Bronfenbrenner set up a contrast to the traditional “confirmatory” approach to hypothesis testing (in which research is done to “confirm” that a hypothesis is correct or incorrect) when specifying the types of research needed to support the bioecological model of development. In Bronfenbrenner's view, the dynamic nature of the model calls for “primarily generative” research designs that explore interactions between proximal processes (see Proposition 1) and the developing person, environment, time, and developmental outcome (Proposition 2). Bronfenbrenner called this type of research the “discovery mode” of developmental science.

To best capture such dynamic processes, developmental research designs would ideally be longitudinal (over time), rather than cross-sectional (a single point in time), and conducted in children's natural environments, rather than a laboratory. Such designs would thus occur in schools, homes, day-care centers, and other environments in which proximal processes are most likely to occur. The bioecological model also proposes that the most scientifically rich studies would include more than one distinct but theoretically related proximal process in the same design. Indeed, studies that claim to be based upon bioecological theory should include elements of process, person, context, and time, and should include explicit explanation and acknowledgement if one of the elements is lacking. Based on the interactions of proposed elements of the PPCT model, appropriate statistical analyses of PPCT data would likely include explorations of mediation and moderation effects, as well as multilevel modeling of data to account for the nesting of different components of the model.
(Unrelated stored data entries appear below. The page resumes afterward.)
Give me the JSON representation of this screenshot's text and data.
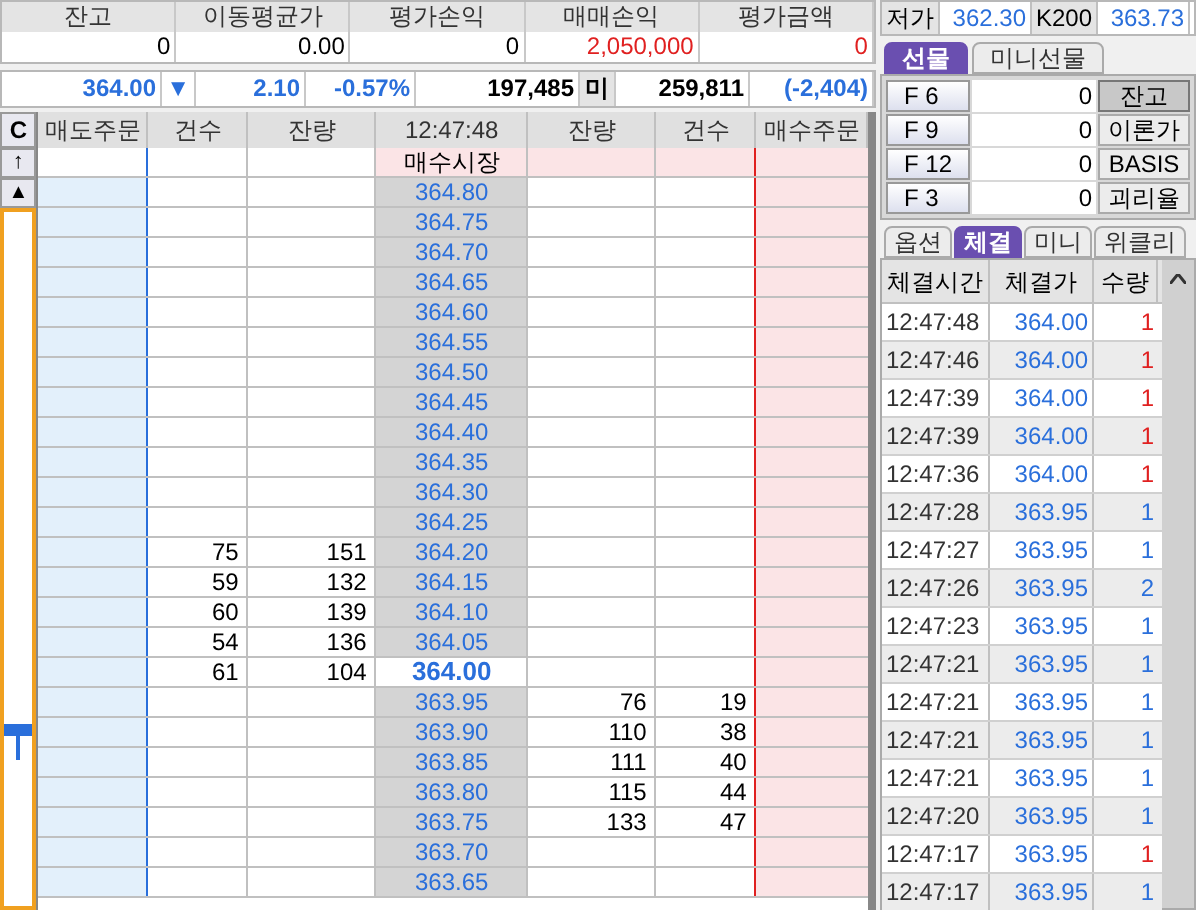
{
  "summary": [
    {
      "label": "잔고",
      "value": "0",
      "color": "#000000"
    },
    {
      "label": "이동평균가",
      "value": "0.00",
      "color": "#000000"
    },
    {
      "label": "평가손익",
      "value": "0",
      "color": "#000000"
    },
    {
      "label": "매매손익",
      "value": "2,050,000",
      "color": "#e02020"
    },
    {
      "label": "평가금액",
      "value": "0",
      "color": "#e02020"
    }
  ],
  "quote": [
    {
      "text": "364.00",
      "color": "#2a6fdb",
      "kind": "value"
    },
    {
      "text": "▼",
      "color": "#2a6fdb",
      "kind": "value"
    },
    {
      "text": "2.10",
      "color": "#2a6fdb",
      "kind": "value"
    },
    {
      "text": "-0.57%",
      "color": "#2a6fdb",
      "kind": "value"
    },
    {
      "text": "197,485",
      "color": "#000000",
      "kind": "value"
    },
    {
      "text": "미",
      "color": "#000000",
      "kind": "label"
    },
    {
      "text": "259,811",
      "color": "#000000",
      "kind": "value"
    },
    {
      "text": "(-2,404)",
      "color": "#2a6fdb",
      "kind": "value"
    }
  ],
  "book": {
    "clear_button": "C",
    "up_button": "↑",
    "top_button": "▲",
    "columns": [
      "매도주문",
      "건수",
      "잔량",
      "12:47:48",
      "잔량",
      "건수",
      "매수주문"
    ],
    "market_row": "매수시장",
    "rows": [
      {
        "price": "364.80",
        "current": false
      },
      {
        "price": "364.75",
        "current": false
      },
      {
        "price": "364.70",
        "current": false
      },
      {
        "price": "364.65",
        "current": false
      },
      {
        "price": "364.60",
        "current": false
      },
      {
        "price": "364.55",
        "current": false
      },
      {
        "price": "364.50",
        "current": false
      },
      {
        "price": "364.45",
        "current": false
      },
      {
        "price": "364.40",
        "current": false
      },
      {
        "price": "364.35",
        "current": false
      },
      {
        "price": "364.30",
        "current": false
      },
      {
        "price": "364.25",
        "current": false
      },
      {
        "price": "364.20",
        "current": false,
        "sell_count": "75",
        "sell_qty": "151"
      },
      {
        "price": "364.15",
        "current": false,
        "sell_count": "59",
        "sell_qty": "132"
      },
      {
        "price": "364.10",
        "current": false,
        "sell_count": "60",
        "sell_qty": "139"
      },
      {
        "price": "364.05",
        "current": false,
        "sell_count": "54",
        "sell_qty": "136"
      },
      {
        "price": "364.00",
        "current": true,
        "sell_count": "61",
        "sell_qty": "104"
      },
      {
        "price": "363.95",
        "current": false,
        "buy_qty": "76",
        "buy_count": "19"
      },
      {
        "price": "363.90",
        "current": false,
        "buy_qty": "110",
        "buy_count": "38"
      },
      {
        "price": "363.85",
        "current": false,
        "buy_qty": "111",
        "buy_count": "40"
      },
      {
        "price": "363.80",
        "current": false,
        "buy_qty": "115",
        "buy_count": "44"
      },
      {
        "price": "363.75",
        "current": false,
        "buy_qty": "133",
        "buy_count": "47"
      },
      {
        "price": "363.70",
        "current": false
      },
      {
        "price": "363.65",
        "current": false
      }
    ]
  },
  "info": [
    {
      "label": "저가",
      "value": "362.30"
    },
    {
      "label": "K200",
      "value": "363.73"
    }
  ],
  "futures_tabs": [
    {
      "label": "선물",
      "selected": true
    },
    {
      "label": "미니선물",
      "selected": false
    }
  ],
  "futures": [
    {
      "label": "F 6",
      "value": "0",
      "button": "잔고",
      "pressed": true
    },
    {
      "label": "F 9",
      "value": "0",
      "button": "이론가",
      "pressed": false
    },
    {
      "label": "F 12",
      "value": "0",
      "button": "BASIS",
      "pressed": false
    },
    {
      "label": "F 3",
      "value": "0",
      "button": "괴리율",
      "pressed": false
    }
  ],
  "trade_tabs": [
    {
      "label": "옵션",
      "selected": false
    },
    {
      "label": "체결",
      "selected": true
    },
    {
      "label": "미니",
      "selected": false
    },
    {
      "label": "위클리",
      "selected": false
    }
  ],
  "trades": {
    "columns": [
      "체결시간",
      "체결가",
      "수량"
    ],
    "rows": [
      {
        "time": "12:47:48",
        "price": "364.00",
        "qty": "1",
        "color": "#e02020"
      },
      {
        "time": "12:47:46",
        "price": "364.00",
        "qty": "1",
        "color": "#e02020"
      },
      {
        "time": "12:47:39",
        "price": "364.00",
        "qty": "1",
        "color": "#e02020"
      },
      {
        "time": "12:47:39",
        "price": "364.00",
        "qty": "1",
        "color": "#e02020"
      },
      {
        "time": "12:47:36",
        "price": "364.00",
        "qty": "1",
        "color": "#e02020"
      },
      {
        "time": "12:47:28",
        "price": "363.95",
        "qty": "1",
        "color": "#2a6fdb"
      },
      {
        "time": "12:47:27",
        "price": "363.95",
        "qty": "1",
        "color": "#2a6fdb"
      },
      {
        "time": "12:47:26",
        "price": "363.95",
        "qty": "2",
        "color": "#2a6fdb"
      },
      {
        "time": "12:47:23",
        "price": "363.95",
        "qty": "1",
        "color": "#2a6fdb"
      },
      {
        "time": "12:47:21",
        "price": "363.95",
        "qty": "1",
        "color": "#2a6fdb"
      },
      {
        "time": "12:47:21",
        "price": "363.95",
        "qty": "1",
        "color": "#2a6fdb"
      },
      {
        "time": "12:47:21",
        "price": "363.95",
        "qty": "1",
        "color": "#2a6fdb"
      },
      {
        "time": "12:47:21",
        "price": "363.95",
        "qty": "1",
        "color": "#2a6fdb"
      },
      {
        "time": "12:47:20",
        "price": "363.95",
        "qty": "1",
        "color": "#2a6fdb"
      },
      {
        "time": "12:47:17",
        "price": "363.95",
        "qty": "1",
        "color": "#e02020"
      },
      {
        "time": "12:47:17",
        "price": "363.95",
        "qty": "1",
        "color": "#2a6fdb"
      }
    ]
  }
}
Moreover, research that includes both genetic and environmental components would capture even more of the bioecological model's elements.

== Ecological techno-subsystem ==

The ecological systems theory emerged before the advent of Internet revolution and the developmental influence of then available technology (e.g., television) was conceptually situated in the child's microsystem. Johnson and Puplampu, for instance, proposed in 2008 the ecological techno-subsystem, a dimension of the microsystem. This microsystem comprises both child interaction with living (e.g., peers, parents, teachers) and non-living (e.g., hardware, gadgets) elements of communication, information, and recreation technologies in immediate or direct environments. Johnson published a validation study in 2010.

== Neo-ecological theory ==

Whereas the theory of the techno-subsystem merely highlights the influence that digital technologies have on the development of an individual within the microsystem, Navarro and Tudge argue that the virtual world be given its own consideration throughout the Bioecological model. They suggest two key modifications as a way to incorporate Bonfenbrenner's theory into our technologized world:

1. The microsystem should be delineated to include distinct forms in which an individual lives: physical microsystem and virtual microsystem.
2. The role of the macrosystem, specifically the cultural influence of digital technology, should be emphasized in understanding human development.